FCDP: Fully Cached Data Parallel for Communication-Avoiding Large-Scale Training
Gyeongseo Park, Eungyeong Lee, Song-woo Sok, Myung-Hoon Cha, Kwangwon Koh, Baik-Song An, Hongyeon Kim, Ki-Dong Kang
TL;DR
FCDP addresses the inter-node communication bottleneck in fully sharded data parallel training (ZeRO-3) on commodity hardware by introducing host-memory as a fast caching layer. It combines three components: FCDP-Sched to cache forward parameters for the backward pass, FCDP-Cache to adaptively place parameters between GPU and host memory, and FCDP-Comm to exploit PEFT-awareness by caching frozen weights and only exchanging trainable adapters. This yields a 50% reduction in backward inter-node communication, up to 99.9% reduction for PEFT workloads, and up to 41.3% higher throughput than ZeRO-3 while maintaining the same maximum batch size. On commodity clusters, FCDP thus matches or exceeds the throughput of GPU-based caching methods without sacrificing memory capacity, enabling efficient training of very large models and PEFT fine-tuning with minimal inter-node traffic.
Abstract
Training billion-parameter models requires distributing model states across GPUs using fully sharded data parallel (i.e., ZeRO-3). While ZeRO-3 succeeds on clusters with high-bandwidth NVLink and InfiniBand interconnects, researchers with commodity hardware face severe inter-node all-gather bottlenecks. Existing optimizations take two approaches: GPU memory caching (MiCS, ZeRO++) trades memory capacity for reduced communication, triggering out-of-memory failures on large models; host memory offloading (ZeRO-Offload, ZeRO-Infinity) extends capacity but degrades throughput due to PCIe overhead. We observe that on bandwidth-limited clusters, host memory can serve not as an overflow tier but as a fast caching layer that outperforms inter-node communication. Based on this insight, we propose FCDP, which eliminates redundant inter-node communication while preserving ZeRO-3's minimal GPU memory footprint.
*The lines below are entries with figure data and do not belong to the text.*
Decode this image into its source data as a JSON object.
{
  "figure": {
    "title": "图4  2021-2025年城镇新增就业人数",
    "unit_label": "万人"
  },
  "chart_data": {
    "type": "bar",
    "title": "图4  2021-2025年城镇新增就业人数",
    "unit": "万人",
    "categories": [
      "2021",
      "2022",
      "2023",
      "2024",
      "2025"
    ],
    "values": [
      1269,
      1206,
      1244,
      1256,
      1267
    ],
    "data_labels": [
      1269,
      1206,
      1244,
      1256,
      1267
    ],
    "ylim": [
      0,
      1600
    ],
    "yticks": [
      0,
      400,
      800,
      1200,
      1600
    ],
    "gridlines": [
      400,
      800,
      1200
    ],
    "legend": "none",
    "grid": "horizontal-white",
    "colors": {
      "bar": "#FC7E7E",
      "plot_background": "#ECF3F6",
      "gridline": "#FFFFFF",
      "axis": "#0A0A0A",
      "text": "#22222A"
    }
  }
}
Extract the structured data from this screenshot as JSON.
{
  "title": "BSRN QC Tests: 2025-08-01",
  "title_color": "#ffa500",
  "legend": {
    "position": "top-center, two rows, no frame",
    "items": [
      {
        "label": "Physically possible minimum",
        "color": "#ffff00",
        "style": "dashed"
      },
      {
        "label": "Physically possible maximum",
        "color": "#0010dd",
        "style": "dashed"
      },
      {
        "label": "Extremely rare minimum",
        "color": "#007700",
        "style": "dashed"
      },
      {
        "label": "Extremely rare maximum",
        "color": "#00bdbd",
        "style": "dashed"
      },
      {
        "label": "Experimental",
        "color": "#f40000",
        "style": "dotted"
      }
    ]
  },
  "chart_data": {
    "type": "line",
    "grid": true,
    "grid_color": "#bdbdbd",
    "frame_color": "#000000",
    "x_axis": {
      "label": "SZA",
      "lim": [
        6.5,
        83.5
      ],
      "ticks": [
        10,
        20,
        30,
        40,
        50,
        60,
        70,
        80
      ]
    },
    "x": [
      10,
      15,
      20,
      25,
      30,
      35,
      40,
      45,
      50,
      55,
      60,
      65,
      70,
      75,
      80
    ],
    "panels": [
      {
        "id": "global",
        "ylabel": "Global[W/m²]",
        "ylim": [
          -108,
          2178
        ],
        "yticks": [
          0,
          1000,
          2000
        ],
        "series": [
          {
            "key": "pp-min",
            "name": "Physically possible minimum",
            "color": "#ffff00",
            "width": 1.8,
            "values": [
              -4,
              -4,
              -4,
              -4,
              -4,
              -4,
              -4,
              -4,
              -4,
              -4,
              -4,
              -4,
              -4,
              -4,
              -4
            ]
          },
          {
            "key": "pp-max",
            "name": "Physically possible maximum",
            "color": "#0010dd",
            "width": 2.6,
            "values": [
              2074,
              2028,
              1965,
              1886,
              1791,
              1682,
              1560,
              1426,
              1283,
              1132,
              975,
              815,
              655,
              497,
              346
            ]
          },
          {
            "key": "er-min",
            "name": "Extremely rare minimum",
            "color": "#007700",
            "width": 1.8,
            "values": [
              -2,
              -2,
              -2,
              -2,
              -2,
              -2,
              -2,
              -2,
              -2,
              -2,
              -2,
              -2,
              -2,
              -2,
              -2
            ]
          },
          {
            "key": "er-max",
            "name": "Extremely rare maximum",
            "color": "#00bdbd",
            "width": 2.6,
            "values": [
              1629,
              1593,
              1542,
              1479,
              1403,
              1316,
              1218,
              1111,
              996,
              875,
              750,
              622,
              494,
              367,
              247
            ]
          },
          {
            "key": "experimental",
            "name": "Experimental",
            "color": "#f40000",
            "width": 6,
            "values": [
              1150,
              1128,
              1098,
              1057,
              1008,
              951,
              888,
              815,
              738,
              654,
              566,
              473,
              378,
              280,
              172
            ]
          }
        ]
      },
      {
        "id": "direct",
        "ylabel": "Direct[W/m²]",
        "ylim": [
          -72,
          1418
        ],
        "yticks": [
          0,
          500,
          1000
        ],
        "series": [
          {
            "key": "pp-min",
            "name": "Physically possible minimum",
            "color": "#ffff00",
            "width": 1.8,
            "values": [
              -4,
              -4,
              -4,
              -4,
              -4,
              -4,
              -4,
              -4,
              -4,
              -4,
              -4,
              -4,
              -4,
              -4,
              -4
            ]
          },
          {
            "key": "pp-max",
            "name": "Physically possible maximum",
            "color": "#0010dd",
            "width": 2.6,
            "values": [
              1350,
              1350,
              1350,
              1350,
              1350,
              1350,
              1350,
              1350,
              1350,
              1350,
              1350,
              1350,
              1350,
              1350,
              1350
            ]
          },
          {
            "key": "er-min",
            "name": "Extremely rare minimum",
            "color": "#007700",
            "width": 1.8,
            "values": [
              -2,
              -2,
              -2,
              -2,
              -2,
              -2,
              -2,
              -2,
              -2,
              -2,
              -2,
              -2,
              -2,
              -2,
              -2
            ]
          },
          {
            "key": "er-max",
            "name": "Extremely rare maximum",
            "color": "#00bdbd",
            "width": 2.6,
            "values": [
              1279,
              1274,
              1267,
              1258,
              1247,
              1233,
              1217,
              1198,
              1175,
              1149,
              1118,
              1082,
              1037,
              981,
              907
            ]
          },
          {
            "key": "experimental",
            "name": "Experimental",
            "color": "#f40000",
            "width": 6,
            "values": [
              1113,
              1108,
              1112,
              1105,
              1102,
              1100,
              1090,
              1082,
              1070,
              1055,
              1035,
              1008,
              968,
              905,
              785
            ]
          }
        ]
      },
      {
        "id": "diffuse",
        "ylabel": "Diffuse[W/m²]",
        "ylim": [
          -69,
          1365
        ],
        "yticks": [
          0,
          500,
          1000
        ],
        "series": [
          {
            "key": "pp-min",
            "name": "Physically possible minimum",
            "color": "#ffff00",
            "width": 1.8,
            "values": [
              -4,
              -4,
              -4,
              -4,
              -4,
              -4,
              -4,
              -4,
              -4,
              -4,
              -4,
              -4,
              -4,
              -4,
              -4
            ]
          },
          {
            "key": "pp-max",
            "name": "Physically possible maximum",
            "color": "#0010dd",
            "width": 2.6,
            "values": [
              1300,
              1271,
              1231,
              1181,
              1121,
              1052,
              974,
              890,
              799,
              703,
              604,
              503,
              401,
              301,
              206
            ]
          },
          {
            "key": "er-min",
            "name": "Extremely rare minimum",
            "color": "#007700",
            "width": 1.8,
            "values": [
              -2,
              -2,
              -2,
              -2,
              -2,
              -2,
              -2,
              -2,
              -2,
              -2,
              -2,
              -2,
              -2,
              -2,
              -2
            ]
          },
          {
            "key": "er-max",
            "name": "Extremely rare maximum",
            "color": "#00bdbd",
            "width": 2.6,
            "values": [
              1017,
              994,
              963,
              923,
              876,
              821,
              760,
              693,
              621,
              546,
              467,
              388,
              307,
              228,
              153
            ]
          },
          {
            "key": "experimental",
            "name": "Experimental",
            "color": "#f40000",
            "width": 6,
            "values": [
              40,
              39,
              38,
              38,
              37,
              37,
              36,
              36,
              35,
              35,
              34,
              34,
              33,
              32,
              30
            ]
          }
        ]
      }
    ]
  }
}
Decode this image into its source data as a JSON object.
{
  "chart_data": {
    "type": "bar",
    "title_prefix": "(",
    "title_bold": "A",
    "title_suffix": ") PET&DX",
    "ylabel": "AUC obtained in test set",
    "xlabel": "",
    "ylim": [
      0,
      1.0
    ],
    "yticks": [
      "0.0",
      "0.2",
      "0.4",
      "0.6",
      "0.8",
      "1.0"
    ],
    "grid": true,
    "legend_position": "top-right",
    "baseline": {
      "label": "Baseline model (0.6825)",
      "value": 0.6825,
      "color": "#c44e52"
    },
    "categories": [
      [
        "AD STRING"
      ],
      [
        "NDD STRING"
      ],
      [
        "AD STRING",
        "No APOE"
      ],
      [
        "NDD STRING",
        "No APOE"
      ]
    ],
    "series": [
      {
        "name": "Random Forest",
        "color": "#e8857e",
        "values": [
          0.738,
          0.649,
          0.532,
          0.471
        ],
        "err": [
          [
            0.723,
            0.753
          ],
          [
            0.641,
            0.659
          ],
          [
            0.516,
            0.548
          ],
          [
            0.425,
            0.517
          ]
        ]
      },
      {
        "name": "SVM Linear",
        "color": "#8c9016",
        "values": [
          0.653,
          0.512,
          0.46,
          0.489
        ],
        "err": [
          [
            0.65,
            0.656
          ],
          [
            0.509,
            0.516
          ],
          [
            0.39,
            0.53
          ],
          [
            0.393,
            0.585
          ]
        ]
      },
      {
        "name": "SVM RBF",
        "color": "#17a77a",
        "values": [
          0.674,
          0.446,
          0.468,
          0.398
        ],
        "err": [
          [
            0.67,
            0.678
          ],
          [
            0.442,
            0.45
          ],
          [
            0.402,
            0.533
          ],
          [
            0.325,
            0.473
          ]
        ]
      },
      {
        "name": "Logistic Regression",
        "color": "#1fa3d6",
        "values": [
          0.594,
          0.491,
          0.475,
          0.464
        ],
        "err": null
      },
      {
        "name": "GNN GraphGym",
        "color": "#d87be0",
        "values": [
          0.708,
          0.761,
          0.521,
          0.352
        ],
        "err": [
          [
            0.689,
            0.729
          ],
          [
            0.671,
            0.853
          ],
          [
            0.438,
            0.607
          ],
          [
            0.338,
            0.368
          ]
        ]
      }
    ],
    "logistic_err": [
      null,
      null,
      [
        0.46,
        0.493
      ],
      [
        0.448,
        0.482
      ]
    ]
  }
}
FCDP caches forward-pass parameters in host memory and reuses them during the backward pass via fast intra-node all-gather, reducing inter-node all-gather by 50%. For parameter-efficient fine-tuning (PEFT), FCDP selectively communicates only trainable parameters to maximize caching, reducing inter-node traffic by over 99%. In our commodity cluster setup, FCDP achieves up to 100x higher throughput than ZeRO-3 and 51x higher than ZeRO++, while maintaining ZeRO-3's maximum batch size.